Not that person, but is there an easy way to write something like a basic semver?

export type SemVer = `${number}.${number}.${number}`;

Could you extend it to work with regex groups like:

export const SemVerRegex = /^(?<major>0|[1-9]\d)\.(?<minor>0|[1-9]\d)\.(?<patch>0|[1-9]\d)(?:-((?:0|[1-9]\d|\d[a-zA-Z-][0-9a-zA-Z-])(?:\.(?:0|[1-9]\d|\d[a-zA-Z-][0-9a-zA-Z-]))))?(?:\+([0-9a-zA-Z-]+(?:\.[0-9a-zA-Z-]+)*))?$/;

Could the groups be extracted so you the type back if you ran the regex on a string like: "1.2.3", or "1.2.3-prerelease"?

matt_kantor 17 hours ago | parent | next [-]

I don't understand the second part of your comment (that's a value, not a type), but the first part looks like this:

    /** @typedef {`${number}.${number}.${number}`} SemVer */
Here's a playground: https://www.typescriptlang.org/play/?filetype=js#code/PQKhAI...
spartanatreyu 10 hours ago | parent [-]

Thanks for the example, I had a good play around with it.
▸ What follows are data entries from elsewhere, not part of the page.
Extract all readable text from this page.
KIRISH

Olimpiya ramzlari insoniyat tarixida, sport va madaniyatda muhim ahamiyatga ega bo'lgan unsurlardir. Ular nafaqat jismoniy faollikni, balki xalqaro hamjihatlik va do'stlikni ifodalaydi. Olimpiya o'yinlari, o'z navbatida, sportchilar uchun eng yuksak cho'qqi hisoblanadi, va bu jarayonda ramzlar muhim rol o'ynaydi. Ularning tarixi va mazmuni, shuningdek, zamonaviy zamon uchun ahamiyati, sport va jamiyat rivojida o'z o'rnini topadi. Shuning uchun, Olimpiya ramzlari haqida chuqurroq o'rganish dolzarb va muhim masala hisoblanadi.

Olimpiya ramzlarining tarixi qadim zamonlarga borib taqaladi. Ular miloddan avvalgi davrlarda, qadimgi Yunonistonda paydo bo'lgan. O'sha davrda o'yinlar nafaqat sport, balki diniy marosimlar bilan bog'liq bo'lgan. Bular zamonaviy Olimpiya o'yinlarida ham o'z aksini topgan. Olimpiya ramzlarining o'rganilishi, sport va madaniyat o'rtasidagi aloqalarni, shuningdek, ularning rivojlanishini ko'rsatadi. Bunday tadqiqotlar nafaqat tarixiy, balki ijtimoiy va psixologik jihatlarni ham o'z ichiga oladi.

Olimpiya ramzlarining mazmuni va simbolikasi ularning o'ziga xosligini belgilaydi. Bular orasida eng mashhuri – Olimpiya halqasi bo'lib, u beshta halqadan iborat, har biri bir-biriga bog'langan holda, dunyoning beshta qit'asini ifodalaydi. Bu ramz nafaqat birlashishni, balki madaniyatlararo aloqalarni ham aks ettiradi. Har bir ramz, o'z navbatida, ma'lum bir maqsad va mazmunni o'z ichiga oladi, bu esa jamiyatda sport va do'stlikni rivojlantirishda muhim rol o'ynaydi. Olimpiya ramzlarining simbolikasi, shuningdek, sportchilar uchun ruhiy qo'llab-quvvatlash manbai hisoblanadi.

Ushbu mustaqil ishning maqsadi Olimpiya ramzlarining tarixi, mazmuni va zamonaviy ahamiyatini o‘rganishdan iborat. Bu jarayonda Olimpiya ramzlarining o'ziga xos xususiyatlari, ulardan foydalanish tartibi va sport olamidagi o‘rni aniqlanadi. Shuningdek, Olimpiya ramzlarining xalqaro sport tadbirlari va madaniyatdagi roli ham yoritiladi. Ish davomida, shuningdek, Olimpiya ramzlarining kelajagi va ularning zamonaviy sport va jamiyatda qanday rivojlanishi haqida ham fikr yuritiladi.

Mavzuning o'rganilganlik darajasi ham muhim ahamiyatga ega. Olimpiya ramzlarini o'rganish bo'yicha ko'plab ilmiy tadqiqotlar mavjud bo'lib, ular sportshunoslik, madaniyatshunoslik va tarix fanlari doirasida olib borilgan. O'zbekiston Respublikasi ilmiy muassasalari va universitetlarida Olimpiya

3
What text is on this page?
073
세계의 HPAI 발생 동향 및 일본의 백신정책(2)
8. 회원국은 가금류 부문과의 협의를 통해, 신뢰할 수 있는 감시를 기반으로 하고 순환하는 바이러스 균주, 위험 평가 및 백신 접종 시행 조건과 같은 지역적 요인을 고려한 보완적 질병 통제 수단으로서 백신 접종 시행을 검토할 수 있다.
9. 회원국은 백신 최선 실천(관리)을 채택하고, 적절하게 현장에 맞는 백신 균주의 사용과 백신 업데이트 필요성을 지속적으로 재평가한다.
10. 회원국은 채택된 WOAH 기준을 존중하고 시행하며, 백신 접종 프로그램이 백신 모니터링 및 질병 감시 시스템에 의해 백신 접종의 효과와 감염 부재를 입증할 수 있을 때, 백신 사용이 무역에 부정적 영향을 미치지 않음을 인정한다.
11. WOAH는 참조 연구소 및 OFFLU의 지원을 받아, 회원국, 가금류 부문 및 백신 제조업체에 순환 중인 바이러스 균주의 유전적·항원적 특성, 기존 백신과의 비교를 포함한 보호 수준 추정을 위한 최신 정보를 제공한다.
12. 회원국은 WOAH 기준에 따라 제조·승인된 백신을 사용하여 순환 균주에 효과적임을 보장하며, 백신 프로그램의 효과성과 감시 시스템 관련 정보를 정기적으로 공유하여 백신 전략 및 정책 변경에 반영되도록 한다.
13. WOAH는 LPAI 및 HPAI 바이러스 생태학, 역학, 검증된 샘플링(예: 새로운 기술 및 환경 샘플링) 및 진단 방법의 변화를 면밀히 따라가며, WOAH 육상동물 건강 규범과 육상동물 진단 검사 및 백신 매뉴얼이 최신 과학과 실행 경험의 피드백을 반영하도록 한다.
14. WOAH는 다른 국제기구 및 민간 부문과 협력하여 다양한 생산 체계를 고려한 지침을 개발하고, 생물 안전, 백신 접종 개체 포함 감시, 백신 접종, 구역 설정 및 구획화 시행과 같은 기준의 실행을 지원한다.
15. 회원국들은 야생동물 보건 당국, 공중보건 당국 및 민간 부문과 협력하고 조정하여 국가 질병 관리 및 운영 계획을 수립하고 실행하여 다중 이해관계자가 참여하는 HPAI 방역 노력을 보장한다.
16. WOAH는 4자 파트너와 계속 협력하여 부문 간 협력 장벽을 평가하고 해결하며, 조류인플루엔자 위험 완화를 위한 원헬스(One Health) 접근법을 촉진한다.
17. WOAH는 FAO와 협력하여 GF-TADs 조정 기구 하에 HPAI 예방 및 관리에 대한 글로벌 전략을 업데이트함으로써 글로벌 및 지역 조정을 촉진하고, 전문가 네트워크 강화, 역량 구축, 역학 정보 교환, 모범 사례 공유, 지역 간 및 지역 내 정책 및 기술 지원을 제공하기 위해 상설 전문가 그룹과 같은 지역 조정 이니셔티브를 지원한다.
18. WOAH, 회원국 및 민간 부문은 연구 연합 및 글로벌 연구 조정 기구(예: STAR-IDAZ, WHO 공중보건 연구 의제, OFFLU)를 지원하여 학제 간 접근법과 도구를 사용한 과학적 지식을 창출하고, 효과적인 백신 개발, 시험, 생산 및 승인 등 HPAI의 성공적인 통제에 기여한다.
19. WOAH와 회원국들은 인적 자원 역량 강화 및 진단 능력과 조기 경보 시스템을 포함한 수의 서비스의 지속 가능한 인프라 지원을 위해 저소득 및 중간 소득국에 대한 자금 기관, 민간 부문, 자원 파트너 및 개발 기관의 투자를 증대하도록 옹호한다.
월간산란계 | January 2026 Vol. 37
The second part of my comment is a value yes, but it's implicitly typed by typescript automatically. I was asking about how to use that type (and it's internals) in jsdoc.

matt_kantor 7 hours ago | parent [-]

> it's implicitly typed by typescript automatically

What do you mean by this? Can you share an example?

Regular expressions do not act as type guards, and there's no way to express a type that allows one regular expression but rejects another (they're all just `RegExp`): https://www.typescriptlang.org/play/?target=5#code/MYewdgzgL...

spartanatreyu 3 hours ago | parent [-]

You wouldn't use `test()` like in your example.

`test()` only returns a boolean, you want to look at `exec()` which returns the result of the regular expression (typed as: `RegExpExecArray | null` which you can narrow down to `RegExpExecArray` by checking if the result is null or not).

RegExpExecArray gives you a structure that looks different between the jsdoc version and the typescript version.

The typescript version has `.groups` inside RegExpExecArray.

You can use that as is, or you can add some extra type utilities to extract the named groups from inside the regex. (If you look inside typescript's issues on github you'll find a whole bunch of them that people have wanted typescript to include by default).

There's a few regex PRs to add extraction and syntax checking to typescript by default, but they're delayed until after the compiler switch from ts to go. (but there's porting to go in the PRs anyway).

g947o a day ago | parent | prev [-]

it is possible to do many of these with @typedef, but it gets difficult with JSDoc very quickly. In TypeScript you can easily create multi-line type aliases. Not quite so in JSDoc.